Avalanche à Val d'Isère, 28 janvier 1956


Résumé de l'affaire

 

I- Circonstances de l'accident :

Le 28 janvier 1956, un skieur est emporté par une avalanche sur une piste ouverte du domaine skiable de Val d'Isère.

 

II- Bases de l'accusation :

Faute dans l'exercice du pouvoir de police municipale (article 97 de la loi municipale puis L131-2 du code des communes puis L2212-2 du code général des collectivités territoriales).

 

III - Décision du juge administratif :

La décision "Lafont" du Conseil d'Etat, est une décision de principe, ouvrant la responsabilité administrative de la commune en cas d'accident d'avalanche sur piste ouverte. En effet, la sécurité sur les pistes d'un domaine skiable relève, entre autre, de la responsabilité de la commune. Le maire a donc le devoir de prévenir par des précautions convenables les accidents tels que les avalanches sur le territoire de sa commune. (L2212-2-5° CGCT). En cas de défaillance avérée entraînant un accident d'avalanche sur une piste ouverte, la faute simple suffit à engager la responsabilité administrative de la commune.

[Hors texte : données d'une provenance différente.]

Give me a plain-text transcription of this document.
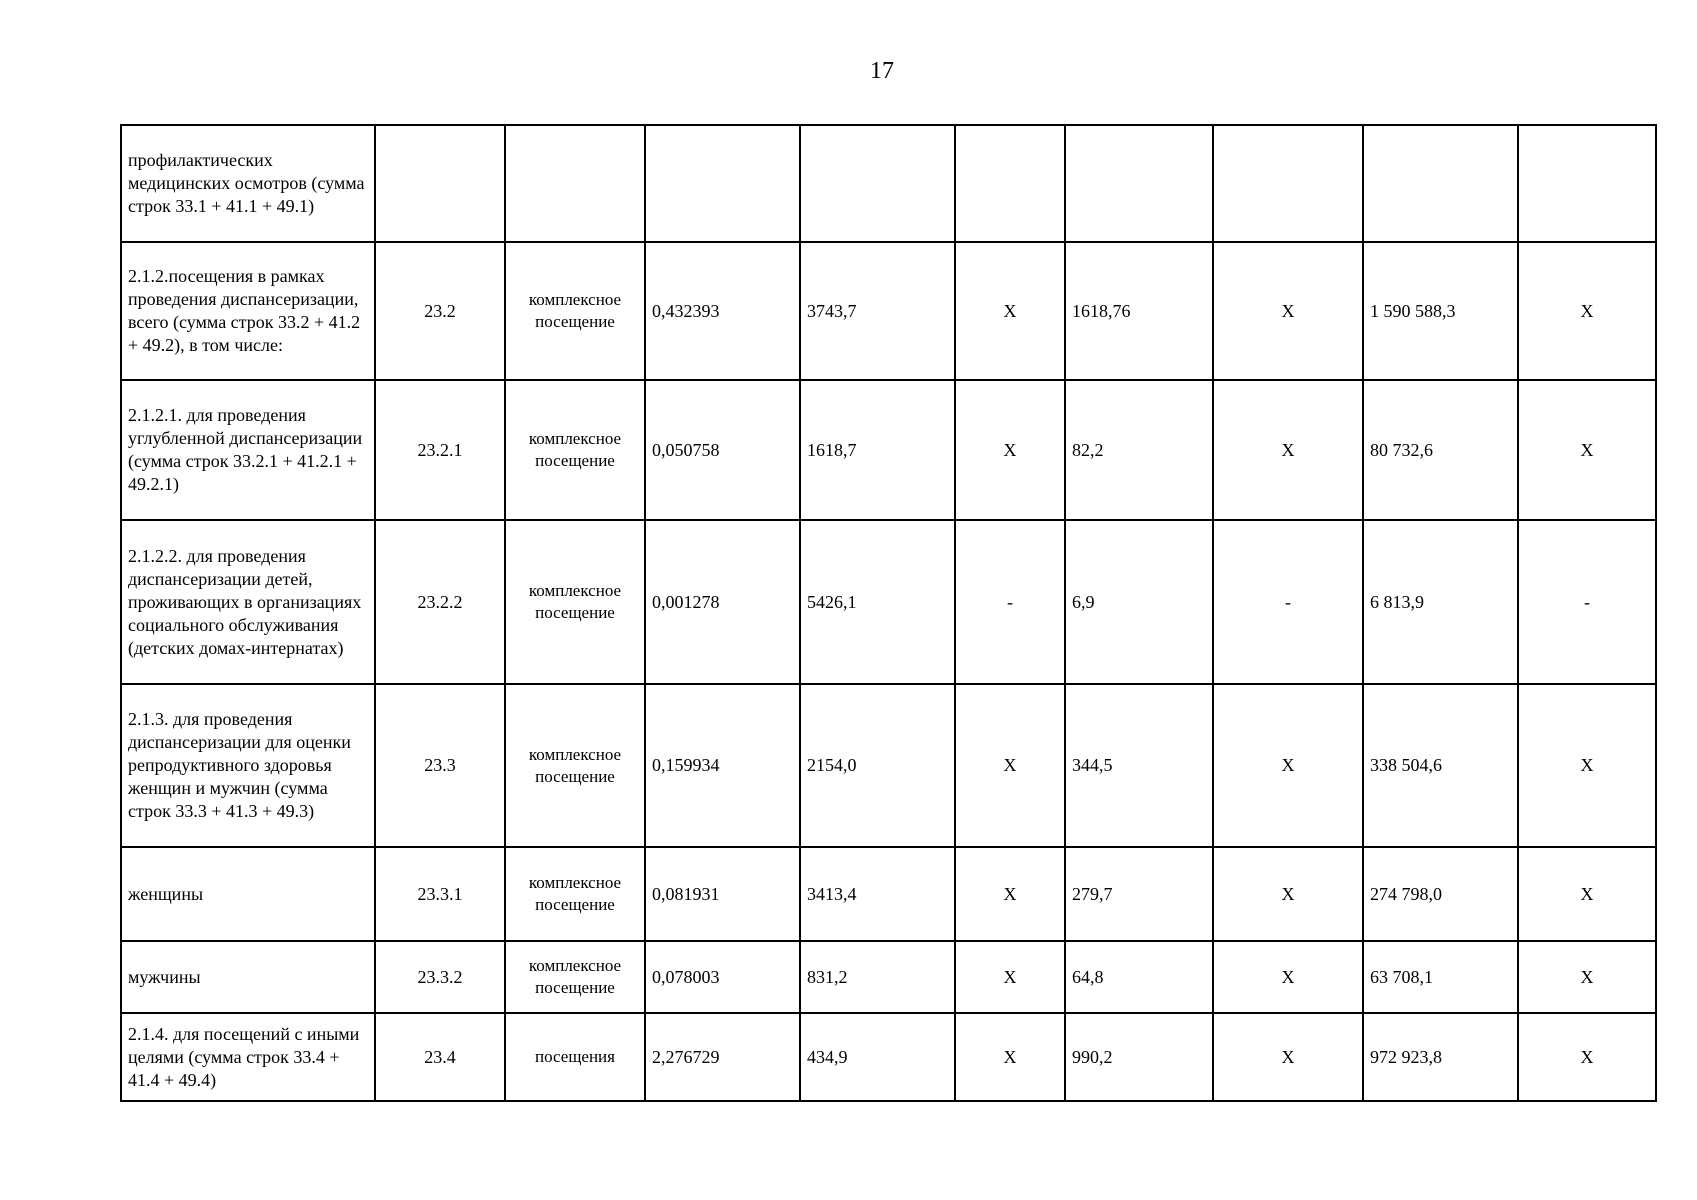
17
профилактических медицинских осмотров (сумма строк 33.1 + 41.1 + 49.1)									
2.1.2.посещения в рамках проведения диспансеризации, всего (сумма строк 33.2 + 41.2 + 49.2), в том числе:	23.2	комплексное посещение	0,432393	3743,7	Х	1618,76	Х	1 590 588,3	Х
2.1.2.1. для проведения углубленной диспансеризации (сумма строк 33.2.1 + 41.2.1 + 49.2.1)	23.2.1	комплексное посещение	0,050758	1618,7	Х	82,2	Х	80 732,6	Х
2.1.2.2. для проведения диспансеризации детей, проживающих в организациях социального обслуживания (детских домах-интернатах)	23.2.2	комплексное посещение	0,001278	5426,1	-	6,9	-	6 813,9	-
2.1.3. для проведения диспансеризации для оценки репродуктивного здоровья женщин и мужчин (сумма строк 33.3 + 41.3 + 49.3)	23.3	комплексное посещение	0,159934	2154,0	Х	344,5	Х	338 504,6	Х
женщины	23.3.1	комплексное посещение	0,081931	3413,4	Х	279,7	Х	274 798,0	Х
мужчины	23.3.2	комплексное посещение	0,078003	831,2	Х	64,8	Х	63 708,1	Х
2.1.4. для посещений с иными целями (сумма строк 33.4 + 41.4 + 49.4)	23.4	посещения	2,276729	434,9	Х	990,2	Х	972 923,8	Х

Le juge administratif conclut donc à la responsabilité de la commune de Val d'Isère au motif du "fonctionnement défectueux du service des pistes. A noter que la compétence en matière de police municipale, et donc la responsabilité, est strictement limitée au territoire communal. Lorsqu'un domaine skiable s'étend sur plusieurs communes, seule celle sur laquelle l'accident a eu lieu verra sa responsabilité engagée. C'est dans ce sens que s'impose la décision du Conseil d'Etat du 13 janvier 1986 "commune de Campan".

 

Extraits

 

« (...)


Sur la responsabilité :

 

Considérant qu'il résulte de l'instruction que la piste de compétition de B..., dont le point de départ est situé à une altitude de plus de 3.000 m, a été ouverte, le matin du 28 JANVIER 1956, alors que de sérieux dangers d'avalanche existaient encore du fait d'une couche épaisse de neige fraîche qui, tombée trop récemment la veille, sur un sol "travaillé", n'était pas encore stabilisée sur les pentes ;

que la reconnaissance de la piste, faite trop tôt dans la matinée, alors que l'action du soleil ne s'était pas encore manifestée, ne permettait pas de constater que ces dangers avaient disparu ;

que, par suite, l'accident survenu au sieur X..., renversé par une avalanche sur la piste, est imputable au fonctionnement défectueux du "service des pistes »;

 

que le Conseil Municipal de B... avait décidé d'assumer directement, et de la police exercée par le maire au titre de l'article 97 de la loi municipale ;

 

que la faute ainsi commise était de nature à engager, dans les circonstances de l'espèce la responsabilité de la commune ;

 

qu'aucune faute susceptible d'atténuer cette responsabilité ne peut être reprochée au sieur X..., qui s'est borné à se fier au service organisé par la commune ;

 

que le requérant est, dès lors fondé à soutenir que c'est à tort que le Tribunal Administratif de Grenoble a, par le jugement attaqué, rejeté sa demande.


(...)."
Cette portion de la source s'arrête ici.